Gözde Akgüngör Pamuk Habertürk için yazdı. Bayramı Karadağ'da geçirmek için 5 neden...

Giriş: 28.03.2024 - 14:14 Güncelleme: 16.06.2024 - 12:43
Haberler Gastro Seyahat Karadağ’a gitmek için 5 neden

Bayram tatili Türkiye’den son zamanların gözdesi Karadağ’a yapılan seyahat planlarını arttırdı.Son yıllarda çok popüler olan Karadağ, Schengen vizesine ihtiyaç duyulmadan gidilebilecek birkaç ülkeden biri. Tarihi ve doğasıyla büyüleyici güzelliği, yakınlığı, çok pahalı olmaması da cazibesini arttırıyor. Muhteşem Balkan coğrafyasına biraz Ortaçağ mimarisi ve bir tutam Akdeniz kültürü ekleyin, işte Karadağ böyle bir yer.

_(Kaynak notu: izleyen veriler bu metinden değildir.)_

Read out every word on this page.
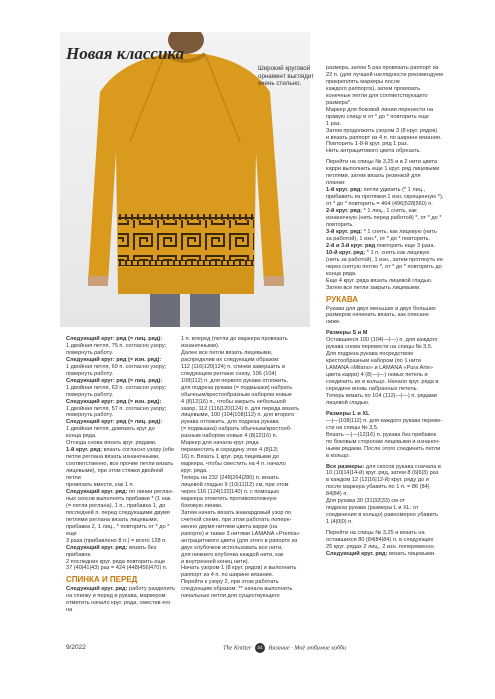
Новая классика
Широкий круговой орнамент выглядит очень стильно.

Следующий круг: ряд (= лиц. ряд):

1 двойная петля, 75 п. согласно узору;

повернуть работу.

Следующий круг: ряд (= изн. ряд):

1 двойная петля, 69 п. согласно узору;

повернуть работу.

Следующий круг: ряд (= лиц. ряд):

1 двойная петля, 63 п. согласно узору;

повернуть работу.

Следующий круг: ряд (= изн. ряд):

1 двойная петля, 57 п. согласно узору;

повернуть работу.

Следующий круг: ряд (= лиц. ряд):

1 двойная петля, довязать круг до

конца ряда.

Отсюда снова вязать круг. рядами.

1-й круг. ряд: вязать согласно узору (обе

петли реглана вязать изнаночными,

соответственно, все прочие петли вязать

лицевыми), при этом стяжки двойной петли

провязать вместе, как 1 п.

Следующий круг. ряд: по линии реглан-

ных скосов выполнять прибавки * (1 нак.

(= петли реглана), 1 п., прибавка 1, до

последней п. перед следующими двумя

петлями реглана вязать лицевыми,

прибавка 2, 1 лиц., * повторить от * до * еще

3 раза (прибавлено 8 п.) = всего 128 п.

Следующий круг. ряд: вязать без прибавок.

2 последних круг. ряда повторить еще

37 (40|41|43) раз = 424 (448|456|470) п.

СПИНКА И ПЕРЕД

Следующий круг. ряд: работу разделить

на спинку и перед и рукава, маркером

отметить начало круг. ряда, сместив его на

1 п. вперед (петли до маркера провязать

изнаночными).

Далее все петли вязать лицевыми,

распределив их следующим образом:

112 (116|120|124) п. спинки завершить в

следующем реглане снизу, 106 (104|

108|112) п. для первого рукава отложить,

для подреза рукава (= подмышки) набрать

обычным/крестообразным набором новые

4 (8|12|16) п., чтобы закрыть небольшой

зазор, 112 (116|120|124) п. для переда вязать

лицевыми, 100 (104|108|112) п. для второго

рукава отложить, для подреза рукава

(= подмышка) набрать обычным/крестооб-

разным набором новые 4 (8|12|16) п.

Маркер для начала круг. ряда

переместить в середину этих 4 (8|12|

16) п. Вязать 1 круг. ряд лицевыми до

маркера, чтобы сместить на 4 п. начало

круг. ряда.

Теперь на 232 (248|264|280) п. вязать

лицевой гладью 9 (10|11|12) см, при этом

через 116 (124|132|140) п. с помощью

маркера отметить противоположную

боковую линию.

Затем начать вязать жаккардовый узор по

счетной схеме, при этом работать попере-

менно двумя нитями цвета карри (на

рапорте) и также 3 нитями LAMANA «Premia»

антрацитового цвета (для этого в рапорте из

двух клубочков использовать все нити,

для нижнего клубочка каждой нити, как

и внутренней конец нити).

Начать узором 1 (8 круг. рядов) и выполнить

раппорт из 4 п. по ширине вязания.

Перейти к узору 2, при этом работать

следующим образом: ** начала выполнить

начальные петли для существующего

размера, затем 5 раз провязать раппорт из

22 п. (для лучшей наглядности рекомендуем

прикреплять маркеры после

каждого раппорта), затем провязать

конечные петли для соответствующего

размера*.

Маркер для боковой линии перенести на

правую спицу и от * до * повторить еще

1 раз.

Затем продолжить узором 3 (8 круг. рядов)

и вязать раппорт из 4 п. по ширине вязания.

Повторить 1-8-й круг. ряд 1 раз.

Нить антрацитового цвета обрезать.

Перейти на спицы № 3,25 и в 2 нити цвета

карри выполнить еще 1 круг. ряд лицевыми

петлями, затем вязать резинкой для

планки:

1-й круг. ряд: петли удвоить (* 1 лиц.,

прибавить из протяжки 1 изн. скрещенную *),

от * до * повторить = 464 (496|528|560) п.

2-й круг. ряд: * 1 лиц., 1 снять, как

изнаночную (нить перед работой) *, от * до *

повторить.

3-й круг. ряд: * 1 снять, как лицевую (нить

за работой), 1 изн.*, от * до * повторить.

2-й и 3-й круг. ряд повторить еще 3 раза.

10-й круг. ряд: * 1 п. снять как лицевую

(нить за работой), 1 изн., затем протянуть ее

через снятую петлю *, от * до * повторить до

конца ряда.

Еще 4 круг. ряда вязать лицевой гладью.

Затем все петли закрыть лицевыми.

РУКАВА

Рукава для двух меньших и двух больших

размеров начинать вязать, как описано

ниже.

Размеры S и M

Оставшиеся 100 (104|—|—) п. для каждого

рукава снова перевести на спицы № 3,5.

Для подреза рукава посредством

крестообразным набором (по 1 нити

LAMANA «Milano» и LAMANA «Pura Arte»

цвета карри) 4 (8|—|—) новых петель и

соединить их в кольцо. Начало круг. ряда в

середине вновь набранных петель.

Теперь вязать по 104 (112|—|—) п. рядами

лицевой гладью.

Размеры L и XL

—|—|108|112) п. для каждого рукава переве-

сти на спицы № 3,5.

Вязать —|—|12|16) п. рукава без прибавок

по боковым сторонам лицевыми и изнаноч-

ными рядами. После этого соединить петли

в кольцо.

Все размеры: для скосов рукава сначала в

10 (10|14|14-й) круг. ряд, затем 8 (6|6|3) раз

в каждом 12 (12|16|12-й) круг. ряду до и

после маркера убавить по 1 п. = 86 (84|

84|84) п.

Для рукава 30 (31|32|33) см от

подреза рукава (размеры L и XL: от

соединения в кольцо) равномерно убавить

1 (4|0|0) п.

Перейти на спицы № 3,25 и вязать на

оставшихся 80 (84|84|84) п. в следующих

25 круг. рядах 2 лиц., 2 изн. попеременно.

Следующий круг. ряд: вязать лицевыми.

9/2022	The Knitter 44 Вязание · Моё любимое хобби
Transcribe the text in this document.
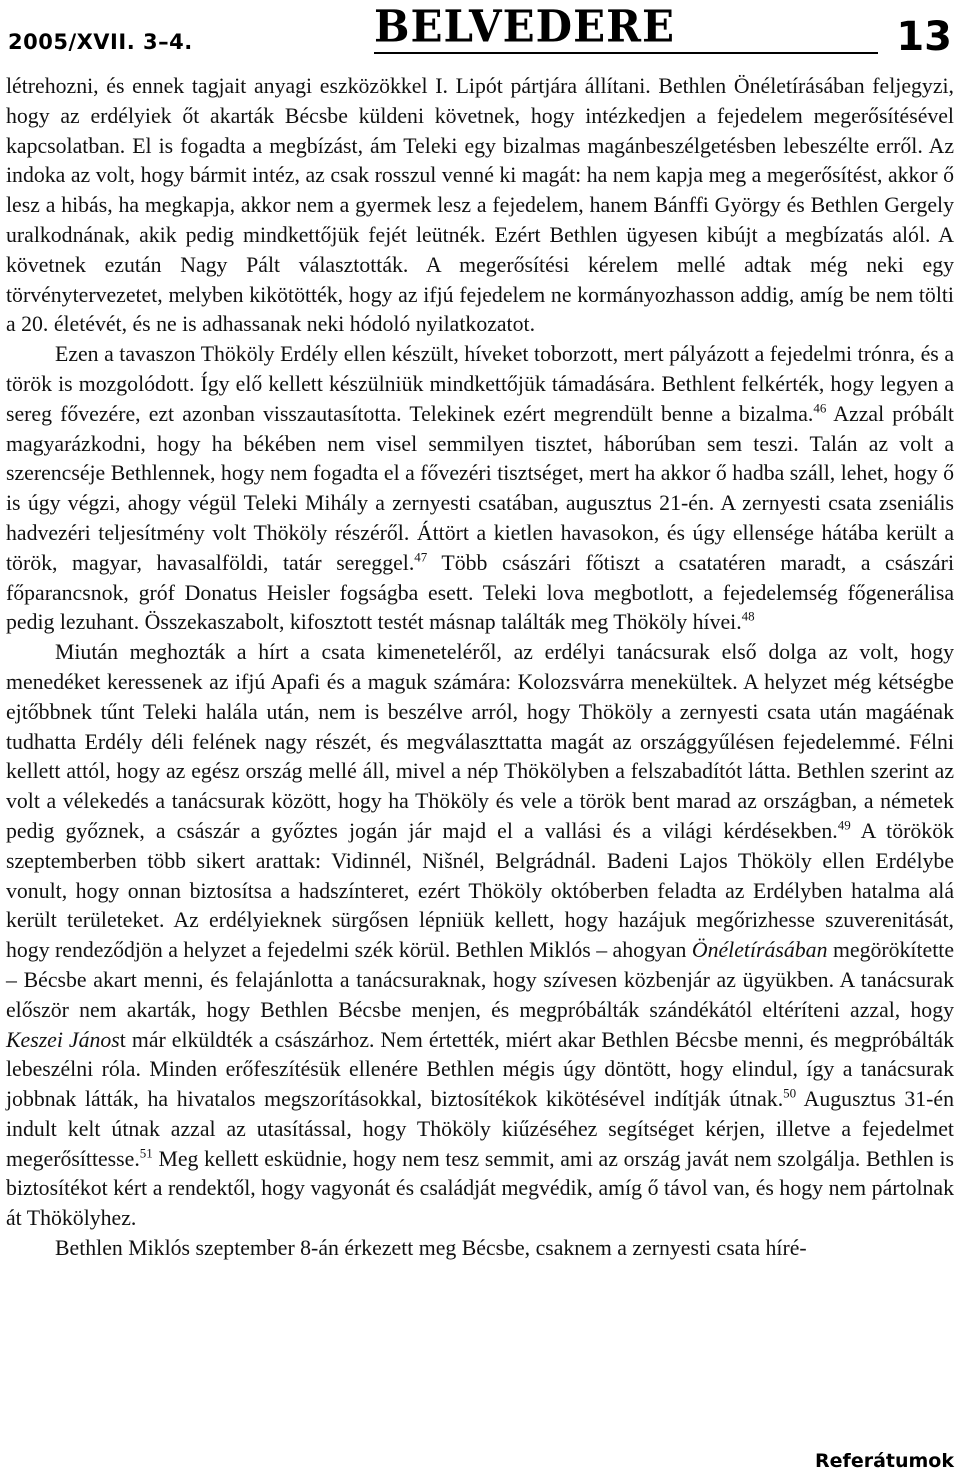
2005/XVII. 3–4.	BELVEDERE	13

létrehozni, és ennek tagjait anyagi eszközökkel I. Lipót pártjára állítani. Bethlen Önéletírásában feljegyzi, hogy az erdélyiek őt akarták Bécsbe küldeni követnek, hogy intézkedjen a fejedelem megerősítésével kapcsolatban. El is fogadta a megbízást, ám Teleki egy bizalmas magánbeszélgetésben lebeszélte erről. Az indoka az volt, hogy bármit intéz, az csak rosszul venné ki magát: ha nem kapja meg a megerősítést, akkor ő lesz a hibás, ha megkapja, akkor nem a gyermek lesz a fejedelem, hanem Bánffi György és Bethlen Gergely uralkodnának, akik pedig mindkettőjük fejét leütnék. Ezért Bethlen ügyesen kibújt a megbízatás alól. A követnek ezután Nagy Pált választották. A megerősítési kérelem mellé adtak még neki egy törvénytervezetet, melyben kikötötték, hogy az ifjú fejedelem ne kormányozhasson addig, amíg be nem tölti a 20. életévét, és ne is adhassanak neki hódoló nyilatkozatot.

Ezen a tavaszon Thököly Erdély ellen készült, híveket toborzott, mert pályázott a fejedelmi trónra, és a török is mozgolódott. Így elő kellett készülniük mindkettőjük támadására. Bethlent felkérték, hogy legyen a sereg fővezére, ezt azonban visszautasította. Telekinek ezért megrendült benne a bizalma.$^{46}$ Azzal próbált magyarázkodni, hogy ha békében nem visel semmilyen tisztet, háborúban sem teszi. Talán az volt a szerencséje Bethlennek, hogy nem fogadta el a fővezéri tisztséget, mert ha akkor ő hadba száll, lehet, hogy ő is úgy végzi, ahogy végül Teleki Mihály a zernyesti csatában, augusztus 21-én. A zernyesti csata zseniális hadvezéri teljesítmény volt Thököly részéről. Áttört a kietlen havasokon, és úgy ellensége hátába került a török, magyar, havasalföldi, tatár sereggel.$^{47}$ Több császári főtiszt a csatatéren maradt, a császári főparancsnok, gróf Donatus Heisler fogságba esett. Teleki lova megbotlott, a fejedelemség főgenerálisa pedig lezuhant. Összekaszabolt, kifosztott testét másnap találták meg Thököly hívei.$^{48}$

Miután meghozták a hírt a csata kimeneteléről, az erdélyi tanácsurak első dolga az volt, hogy menedéket keressenek az ifjú Apafi és a maguk számára: Kolozsvárra menekültek. A helyzet még kétségbe ejtőbbnek tűnt Teleki halála után, nem is beszélve arról, hogy Thököly a zernyesti csata után magáénak tudhatta Erdély déli felének nagy részét, és megválaszttatta magát az országgyűlésen fejedelemmé. Félni kellett attól, hogy az egész ország mellé áll, mivel a nép Thökölyben a felszabadítót látta. Bethlen szerint az volt a vélekedés a tanácsurak között, hogy ha Thököly és vele a török bent marad az országban, a németek pedig győznek, a császár a győztes jogán jár majd el a vallási és a világi kérdésekben.$^{49}$ A törökök szeptemberben több sikert arattak: Vidinnél, Nišnél, Belgrádnál. Badeni Lajos Thököly ellen Erdélybe vonult, hogy onnan biztosítsa a hadszínteret, ezért Thököly októberben feladta az Erdélyben hatalma alá került területeket. Az erdélyieknek sürgősen lépniük kellett, hogy hazájuk megőrizhesse szuverenitását, hogy rendeződjön a helyzet a fejedelmi szék körül. Bethlen Miklós – ahogyan Önéletírásában megörökítette – Bécsbe akart menni, és felajánlotta a tanácsuraknak, hogy szívesen közbenjár az ügyükben. A tanácsurak először nem akarták, hogy Bethlen Bécsbe menjen, és megpróbálták szándékától eltéríteni azzal, hogy Keszei Jánost már elküldték a császárhoz. Nem értették, miért akar Bethlen Bécsbe menni, és megpróbálták lebeszélni róla. Minden erőfeszítésük ellenére Bethlen mégis úgy döntött, hogy elindul, így a tanácsurak jobbnak látták, ha hivatalos megszorításokkal, biztosítékok kikötésével indítják útnak.$^{50}$ Augusztus 31-én indult kelt útnak azzal az utasítással, hogy Thököly kiűzéséhez segítséget kérjen, illetve a fejedelmet megerősíttesse.$^{51}$ Meg kellett esküdnie, hogy nem tesz semmit, ami az ország javát nem szolgálja. Bethlen is biztosítékot kért a rendektől, hogy vagyonát és családját megvédik, amíg ő távol van, és hogy nem pártolnak át Thökölyhez.

Bethlen Miklós szeptember 8-án érkezett meg Bécsbe, csaknem a zernyesti csata híré-

Referátumok
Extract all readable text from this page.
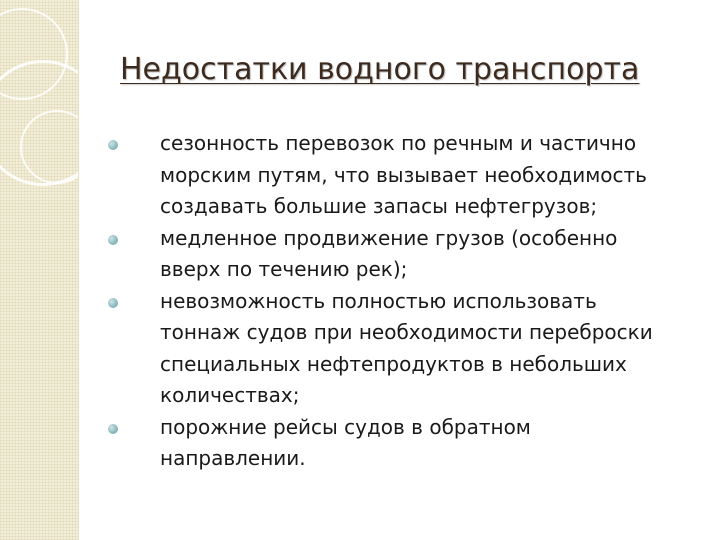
Недостатки водного транспорта
сезонность перевозок по речным и частично морским путям, что вызывает необходимость создавать большие запасы нефтегрузов;
медленное продвижение грузов (особенно вверх по течению рек);
невозможность полностью использовать тоннаж судов при необходимости переброски специальных нефтепродуктов в небольших количествах;
порожние рейсы судов в обратном направлении.
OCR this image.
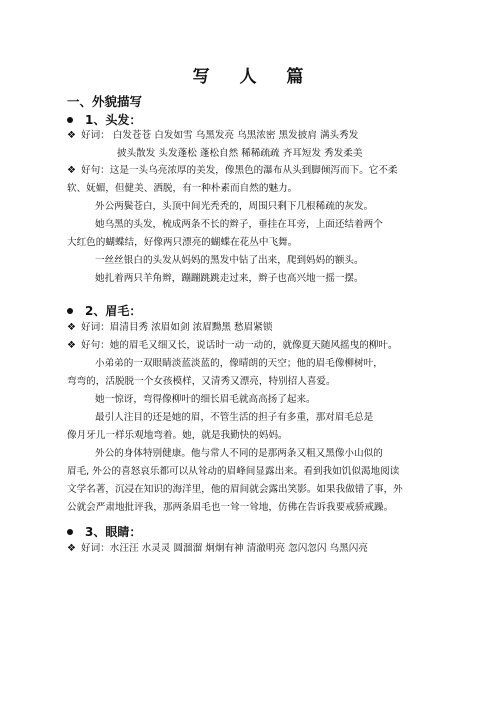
写 人 篇
一、外貌描写
1、头发：
❖ 好词： 白发苍苍 白发如雪 乌黑发亮 乌黑浓密 黑发披肩 满头秀发
披头散发 头发蓬松 蓬松自然 稀稀疏疏 齐耳短发 秀发柔美
❖ 好句：这是一头乌亮浓厚的美发，像黑色的瀑布从头到脚倾泻而下。它不柔
软、妩媚，但健美、洒脱，有一种朴素而自然的魅力。
外公两鬓苍白，头顶中间光秃秃的，周围只剩下几根稀疏的灰发。
她乌黑的头发，梳成两条不长的辫子，垂挂在耳旁，上面还结着两个
大红色的蝴蝶结，好像两只漂亮的蝴蝶在花丛中飞舞。
一丝丝银白的头发从妈妈的黑发中钻了出来，爬到妈妈的额头。
她扎着两只羊角辫，蹦蹦跳跳走过来，辫子也高兴地一摇一摆。
2、眉毛：
❖ 好词：眉清目秀 浓眉如剑 浓眉黝黑 愁眉紧锁
❖ 好句：她的眉毛又细又长，说话时一动一动的，就像夏天随风摇曳的柳叶。
小弟弟的一双眼睛淡蓝淡蓝的，像晴朗的天空；他的眉毛像柳树叶，
弯弯的，活脱脱一个女孩模样，又清秀又漂亮，特别招人喜爱。
她一惊讶，弯得像柳叶的细长眉毛就高高扬了起来。
最引人注目的还是她的眉，不管生活的担子有多重，那对眉毛总是
像月牙儿一样乐观地弯着。她，就是我勤快的妈妈。
外公的身体特别健康。他与常人不同的是那两条又粗又黑像小山似的
眉毛, 外公的喜怒哀乐都可以从耸动的眉峰间显露出来。看到我如饥似渴地阅读
文学名著，沉浸在知识的海洋里，他的眉间就会露出笑影。如果我做错了事，外
公就会严肃地批评我，那两条眉毛也一耸一耸地，仿佛在告诉我要戒骄戒躁。
3、眼睛：
❖ 好词：水汪汪 水灵灵 圆溜溜 炯炯有神 清澈明亮 忽闪忽闪 乌黑闪亮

Karadağ’a yönelik Türk turist yoğunluğu hakkında konuştuğumuz Tur Operatörleri Platformu Sözcüsü Cem Polatoğlu “Geçen yıl Karadağ 1 milyon 800 bin turist ağırlamış. Bunun 60 bini Türkiye’den gitmiş. Bu yıl bu rakamın 100 bine yükselerek rekor kıracağını tahmin ediyoruz” diyor. Gelin Karadağ’ın önlenemeyen yükselişinin nedenlerine yakından bakalım...

1

Vize bekleme derdi yok

Türk turistin Karadağ’a rağbet göstermesinin nedenlerinden biri vizesiz seyahat edilebilmesi. Pasaportunuzu alıp gidebilirsiniz. Türkiye ile Karadağ arasında vize muafiyeti bulunduğunu anımsatan Cem Polatoğlu “Malesef son zamanlarda Türkiye’den kolaylıkla Schengen vizesi alınamıyor. 3-4 ay bekleme süreleri, zorluklar ve tüm evrkalar hazır olsa bile yüzde 50’ye varan vize retleri ile karşı karşıyayız. Bu da Karadağ’ın tercih edilmesini sağlıyor” diyor.

2

Sadece güzel değil, büyüleyici

Muhteşem fiyortlarıyla Kotor Körfezi (Boka Kotorska) sadece Karadağ’ın değil Adriyatik’in gözbebeği desek yeridir. Dağların içinde kavisler çizen kıyılarının yanısıra Ortaçağ’dan kalan Budva ve Kotor şehirleri o kadar iyi korunmuş ki film setini andırıyor. UNESCO da bu nedenle körfezi Dünya Kültür Mirası listesine almış. Budva ve Kotor’un arnavut kaldırımlı, dar ve birbirine çıkan labirent gibi sokaklarında gezinmek, kale burçlarından körfez manzarasını izlemek, yüzlerce yıl ayakta kalabilen taş binalarını keşfetmek ilk kez görenleri tam da “başka bir zamanda, başka bir mekanda” hissettiriyor. Bir denizci kasabası olan ve Venedik hakimiyetinde en ihtişamlı dönemini yaşayan Perast, bugün sakin ve huzurlu havasıyla ve özgün mimarisiyle bir masal şehrini andırıyor. Üzerindeki otel ile özel mülk konumunda olan ve karaya ince bir köprüyle bağlı Sveti Stefan yarımadası ise, tüm körfezin en çok fotoğrafı çekilen yerlerinden biri.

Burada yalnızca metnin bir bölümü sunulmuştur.